Locally debt can grow due to the lack of inward investment in an area, causing a lack of jobs, that reduced opportunity reduces the number of people who thrive to get a better education and those that do move away to where they can utilise their education.

This reduces the likelihood of businesses investing in the area due to a lack of an educated workforce, creating a downward cycle which can only be broken by intervention.

Local Societal Debt can also be in the form of infrastructure which is not maintained or a local community which does not pick up litter or clean off graffiti, although the Broken Window theory is a fallacy, it is true that the longer you leave a place with broken windows, or graffiti, the more it will cost to fix all of the damage.

National Societal Debt

For example, within the United Kingdom, we have a National Health Service (NHS) which at the time of writing is in a lot of trouble financially. without going into the political issues with this the main issues are financial.

When it was conceived in 1948, healthcare was relatively cheap, most operations we have today did not exist and the majority of the treatments were simplistic, and the outcomes were not particularly good with the life expectancy being much lower.   Now, however, treatments are much more complicated, and people live much longer, giving rise to many new illnesses and complications which cost the NHS a lot to help people.

The cost to the UK population has not grown in line with these additional costs, meaning the service is always a breaking point with successive governments making promises of reform and increased spending.

But the biggest issue for the NHS budgets is that they are reliant on other services to perform their jobs, and many patients are left in hospitals waiting for supported living options to be made available.   The costs of these are usually absorbed by the local government which has had budget cuts reducing the available beds and support available.

International Societal Debt

On an international scale, it is the debt to other countries, in the west, we have managed to obtain great wealth from other countries using trade, taking their natural resources or utilising their workforce for the benefit of our customers, artificially maintaining low costs of goods so that businesses in the west are able to maximise profits.

A recent example of this is when clothes retailers were contracting the manufacturing of clothes in Bangladesh for less than the local minimum wage, causing problems for the local manufacturers in maintaining staff and keeping to the local laws.
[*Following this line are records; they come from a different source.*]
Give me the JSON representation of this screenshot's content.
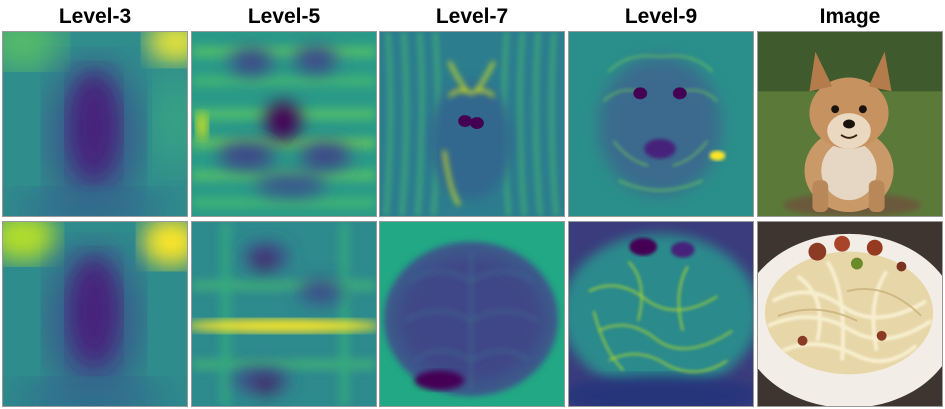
{
  "columns": [
    {
      "label": "Level-3"
    },
    {
      "label": "Level-5"
    },
    {
      "label": "Level-7"
    },
    {
      "label": "Level-9"
    },
    {
      "label": "Image"
    }
  ],
  "rows": [
    {
      "subject": "dog"
    },
    {
      "subject": "pasta"
    }
  ],
  "colors": {
    "viridis_dark": "#440154",
    "viridis_mid": "#21918c",
    "viridis_light": "#5ec962",
    "viridis_yellow": "#fde725"
  }
}
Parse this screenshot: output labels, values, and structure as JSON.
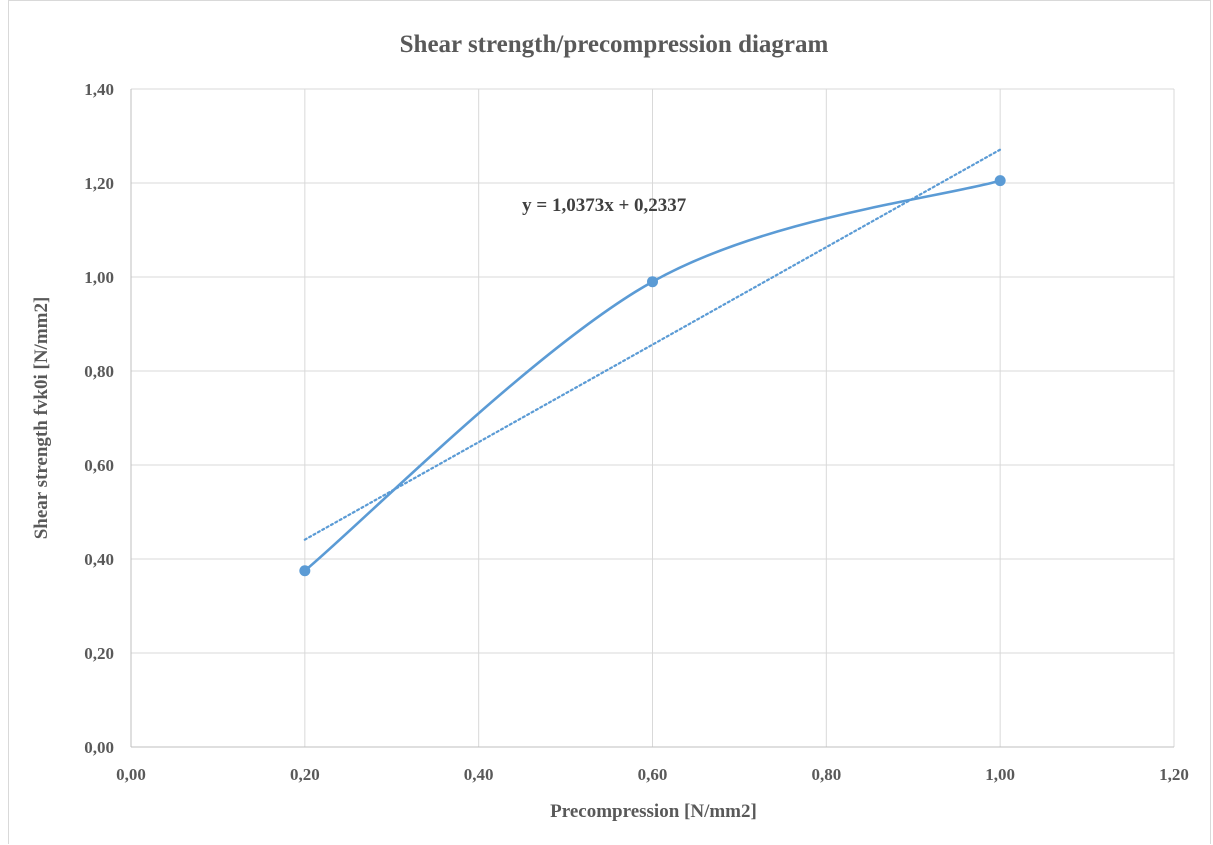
{
  "chart_data": {
    "type": "scatter",
    "title": "Shear strength/precompression  diagram",
    "xlabel": "Precompression [N/mm2]",
    "ylabel": "Shear strength fvk0i [N/mm2]",
    "xlim": [
      0,
      1.2
    ],
    "ylim": [
      0,
      1.4
    ],
    "x_ticks": [
      "0,00",
      "0,20",
      "0,40",
      "0,60",
      "0,80",
      "1,00",
      "1,20"
    ],
    "x_tick_values": [
      0,
      0.2,
      0.4,
      0.6,
      0.8,
      1.0,
      1.2
    ],
    "y_ticks": [
      "0,00",
      "0,20",
      "0,40",
      "0,60",
      "0,80",
      "1,00",
      "1,20",
      "1,40"
    ],
    "y_tick_values": [
      0,
      0.2,
      0.4,
      0.6,
      0.8,
      1.0,
      1.2,
      1.4
    ],
    "grid": true,
    "series": [
      {
        "x": [
          0.2,
          0.6,
          1.0
        ],
        "y": [
          0.375,
          0.99,
          1.205
        ],
        "line": "smooth",
        "markers": true,
        "color": "#5b9bd5"
      }
    ],
    "trendline": {
      "type": "linear",
      "slope": 1.0373,
      "intercept": 0.2337,
      "x_range": [
        0.2,
        1.0
      ],
      "style": "dotted",
      "color": "#5b9bd5",
      "equation_label": "y = 1,0373x + 0,2337"
    }
  }
}
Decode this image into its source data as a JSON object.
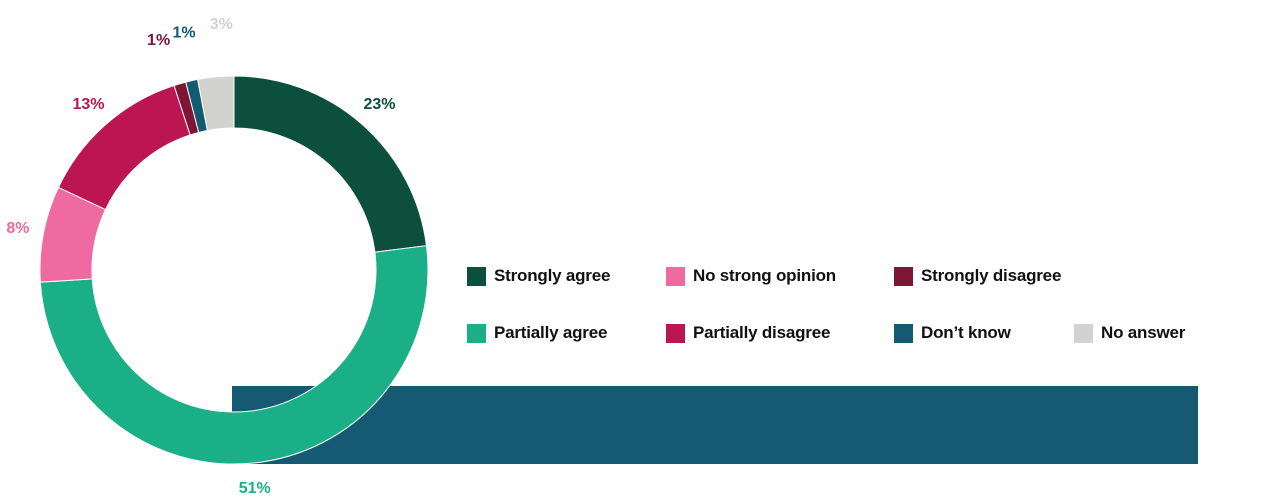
{
  "chart_data": {
    "type": "pie",
    "variant": "donut",
    "title": "",
    "legend_position": "right",
    "slices": [
      {
        "name": "Strongly agree",
        "value": 23,
        "label": "23%",
        "color": "#0c4f3c"
      },
      {
        "name": "Partially agree",
        "value": 51,
        "label": "51%",
        "color": "#1baf87"
      },
      {
        "name": "No strong opinion",
        "value": 8,
        "label": "8%",
        "color": "#ee6aa0"
      },
      {
        "name": "Partially disagree",
        "value": 13,
        "label": "13%",
        "color": "#bb1552"
      },
      {
        "name": "Strongly disagree",
        "value": 1,
        "label": "1%",
        "color": "#7d1535"
      },
      {
        "name": "Don’t know",
        "value": 1,
        "label": "1%",
        "color": "#145a72"
      },
      {
        "name": "No answer",
        "value": 3,
        "label": "3%",
        "color": "#d2d2cf"
      }
    ]
  },
  "decoration": {
    "bar_color": "#155a72"
  }
}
But at the same time, prices to the consumer were increasing.

Another example is when a manufacturing process is deemed to be too polluting or dirty,  instead of investing in new technology, it is easier to outsource the process abroad, this does not solve the issue but it does export the problem to someone else and the company is able to greenwash the product.

Global Societal Debt

The last example also moves us into the global societal debt.  Climate change is real, it has been proven by modelling and by actually tracking the rise in temperatures over the last couple of decades.  Yet countries and companies are not taking the action needed to minimise the impact.

Since the 90s we have known about climate change, some businesses have moved their most polluting processes abroad, and others have invested in other ways to produce their products, but we are still polluting the atmosphere more and more every year.

The debt that has been accumulated over many generations and is now being called in with the cost now being people’s homes, the habitats of both animals and humans, plus the lives of both humans in natural disasters and also the extinction of other species.